TECH TALK: Detect flora and fauna
Scott Loarie explains, “The only way we can improve our modelling of species is to get more data, and to do that we need more people outside taking pictures.”
Released earlier this month by iNaturalist — an online social network for nature enthusiasts — the new app, Seek, is part of an ongoing attempt to involve ordinary people in citizen science projects. Similar to Shazam — an app that allows you to identify music from audio recordings — the Seek app allows you to identify plants and animals from your photos by harnessing image recognition technology.
Whether you’re exploring the great outdoors or your own backyard, using the app encourages curious adventurers to become engaged with the wildlife around them. Fun and educational for kids and adults alike, users can earn badges while they learn about each new species they photograph.

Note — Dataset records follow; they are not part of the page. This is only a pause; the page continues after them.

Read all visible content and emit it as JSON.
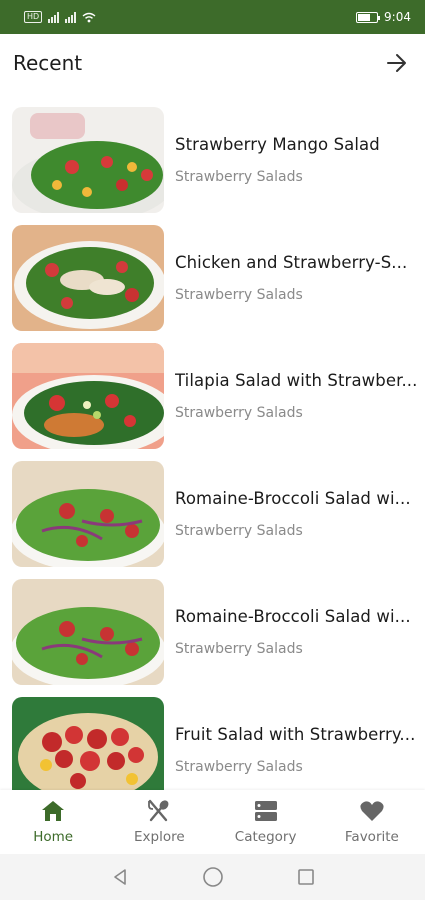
{
  "status_bar": {
    "left_badge": "HD",
    "time": "9:04",
    "icons": [
      "signal-icon",
      "signal-icon",
      "wifi-icon",
      "battery-icon"
    ]
  },
  "header": {
    "title": "Recent",
    "action_icon": "arrow-right-icon"
  },
  "recipes": [
    {
      "title": "Strawberry Mango Salad",
      "category": "Strawberry Salads"
    },
    {
      "title": "Chicken and Strawberry-S...",
      "category": "Strawberry Salads"
    },
    {
      "title": "Tilapia Salad with Strawber...",
      "category": "Strawberry Salads"
    },
    {
      "title": "Romaine-Broccoli Salad wi...",
      "category": "Strawberry Salads"
    },
    {
      "title": "Romaine-Broccoli Salad wi...",
      "category": "Strawberry Salads"
    },
    {
      "title": "Fruit Salad with Strawberry...",
      "category": "Strawberry Salads"
    }
  ],
  "bottom_nav": {
    "items": [
      {
        "label": "Home",
        "icon": "home-icon",
        "active": true
      },
      {
        "label": "Explore",
        "icon": "fork-spoon-icon",
        "active": false
      },
      {
        "label": "Category",
        "icon": "category-icon",
        "active": false
      },
      {
        "label": "Favorite",
        "icon": "heart-icon",
        "active": false
      }
    ]
  },
  "colors": {
    "primary": "#3d6b2a",
    "text": "#1b1b1b",
    "subtext": "#8a8a8a",
    "inactive_nav": "#707070"
  },
  "system_nav": [
    "back-icon",
    "home-circle-icon",
    "recents-icon"
  ]
}
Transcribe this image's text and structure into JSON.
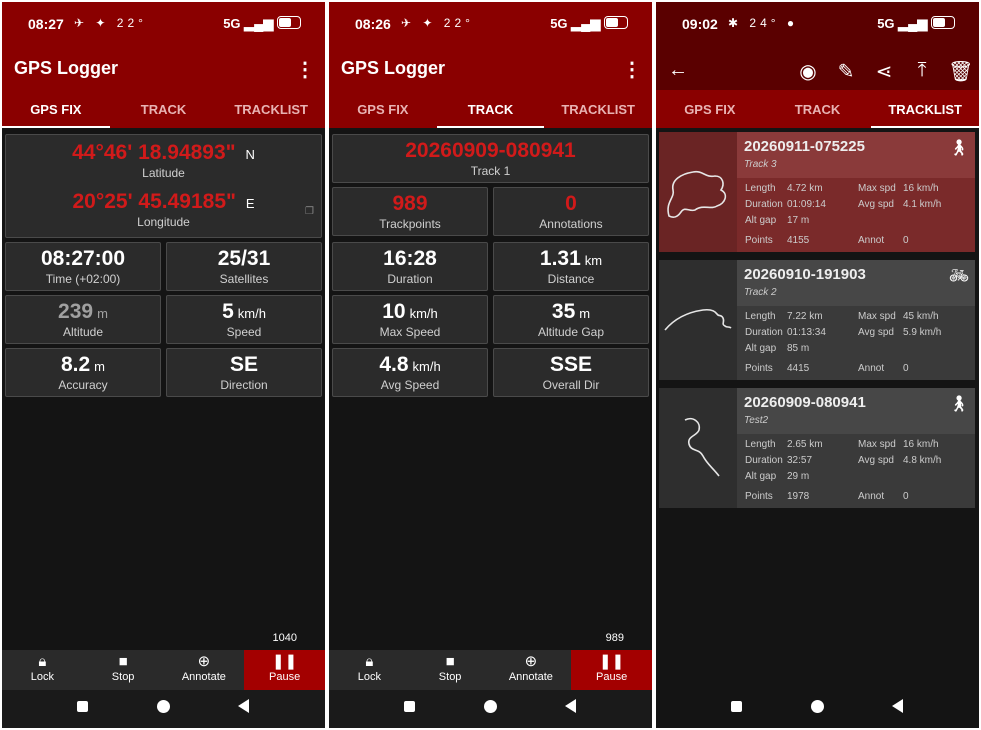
{
  "screens": [
    {
      "status": {
        "time": "08:27",
        "icons": "✈ ✦ 22°",
        "right": "5G"
      },
      "app": {
        "title": "GPS Logger",
        "menu_icon": "more-vert-icon"
      },
      "tabs": [
        "GPS FIX",
        "TRACK",
        "TRACKLIST"
      ],
      "active_tab": 0,
      "fix": {
        "lat_value": "44°46' 18.94893\"",
        "lat_dir": "N",
        "lat_label": "Latitude",
        "lon_value": "20°25' 45.49185\"",
        "lon_dir": "E",
        "lon_label": "Longitude",
        "time_value": "08:27:00",
        "time_label": "Time (+02:00)",
        "sat_value": "25/31",
        "sat_label": "Satellites",
        "alt_value": "239",
        "alt_unit": "m",
        "alt_label": "Altitude",
        "speed_value": "5",
        "speed_unit": "km/h",
        "speed_label": "Speed",
        "acc_value": "8.2",
        "acc_unit": "m",
        "acc_label": "Accuracy",
        "dir_value": "SE",
        "dir_label": "Direction"
      },
      "count": "1040",
      "bottom": [
        "Lock",
        "Stop",
        "Annotate",
        "Pause"
      ]
    },
    {
      "status": {
        "time": "08:26",
        "icons": "✈ ✦ 22°",
        "right": "5G"
      },
      "app": {
        "title": "GPS Logger",
        "menu_icon": "more-vert-icon"
      },
      "tabs": [
        "GPS FIX",
        "TRACK",
        "TRACKLIST"
      ],
      "active_tab": 1,
      "track": {
        "name": "20260909-080941",
        "desc": "Track 1",
        "trackpoints_value": "989",
        "trackpoints_label": "Trackpoints",
        "annotations_value": "0",
        "annotations_label": "Annotations",
        "duration_value": "16:28",
        "duration_label": "Duration",
        "distance_value": "1.31",
        "distance_unit": "km",
        "distance_label": "Distance",
        "maxspeed_value": "10",
        "maxspeed_unit": "km/h",
        "maxspeed_label": "Max Speed",
        "altgap_value": "35",
        "altgap_unit": "m",
        "altgap_label": "Altitude Gap",
        "avgspeed_value": "4.8",
        "avgspeed_unit": "km/h",
        "avgspeed_label": "Avg Speed",
        "overall_value": "SSE",
        "overall_label": "Overall Dir"
      },
      "count": "989",
      "bottom": [
        "Lock",
        "Stop",
        "Annotate",
        "Pause"
      ]
    },
    {
      "status": {
        "time": "09:02",
        "icons": "✱ 24° ●",
        "right": "5G"
      },
      "tabs": [
        "GPS FIX",
        "TRACK",
        "TRACKLIST"
      ],
      "active_tab": 2,
      "toolbar_icons": [
        "back-arrow-icon",
        "eye-icon",
        "edit-icon",
        "share-icon",
        "upload-icon",
        "delete-icon"
      ],
      "labels": {
        "length": "Length",
        "duration": "Duration",
        "altgap": "Alt gap",
        "points": "Points",
        "maxspd": "Max spd",
        "avgspd": "Avg spd",
        "annot": "Annot"
      },
      "tracks": [
        {
          "name": "20260911-075225",
          "desc": "Track 3",
          "activity": "walk-icon",
          "length": "4.72 km",
          "duration": "01:09:14",
          "altgap": "17 m",
          "points": "4155",
          "maxspd": "16 km/h",
          "avgspd": "4.1 km/h",
          "annot": "0",
          "selected": true
        },
        {
          "name": "20260910-191903",
          "desc": "Track 2",
          "activity": "bike-icon",
          "length": "7.22 km",
          "duration": "01:13:34",
          "altgap": "85 m",
          "points": "4415",
          "maxspd": "45 km/h",
          "avgspd": "5.9 km/h",
          "annot": "0",
          "selected": false
        },
        {
          "name": "20260909-080941",
          "desc": "Test2",
          "activity": "walk-icon",
          "length": "2.65 km",
          "duration": "32:57",
          "altgap": "29 m",
          "points": "1978",
          "maxspd": "16 km/h",
          "avgspd": "4.8 km/h",
          "annot": "0",
          "selected": false
        }
      ]
    }
  ],
  "colors": {
    "accent": "#8a0000",
    "value_red": "#d11a1a",
    "card_bg": "#2b2b2b",
    "pause_bg": "#a30000"
  }
}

Seek draws from existing data collected from wildlife observations on iNaturalist, in combination with artificial intelligence and neural network technologies. Once downloaded, users are provided with lists of commonly recorded insects, birds, plant life, and animals in their area. When a new photo is uploaded, the AI analyses the photo to find a match, adds it to the user’s growing collection, and provides a summary of information from Wikipedia. The AI currently recognises 30,000 species, and will continue to improve with further use. The site’s co-founder Scott Loarie explains, “The only way we can improve our modelling of species is to get more data, and to do that we need more people outside taking pictures.”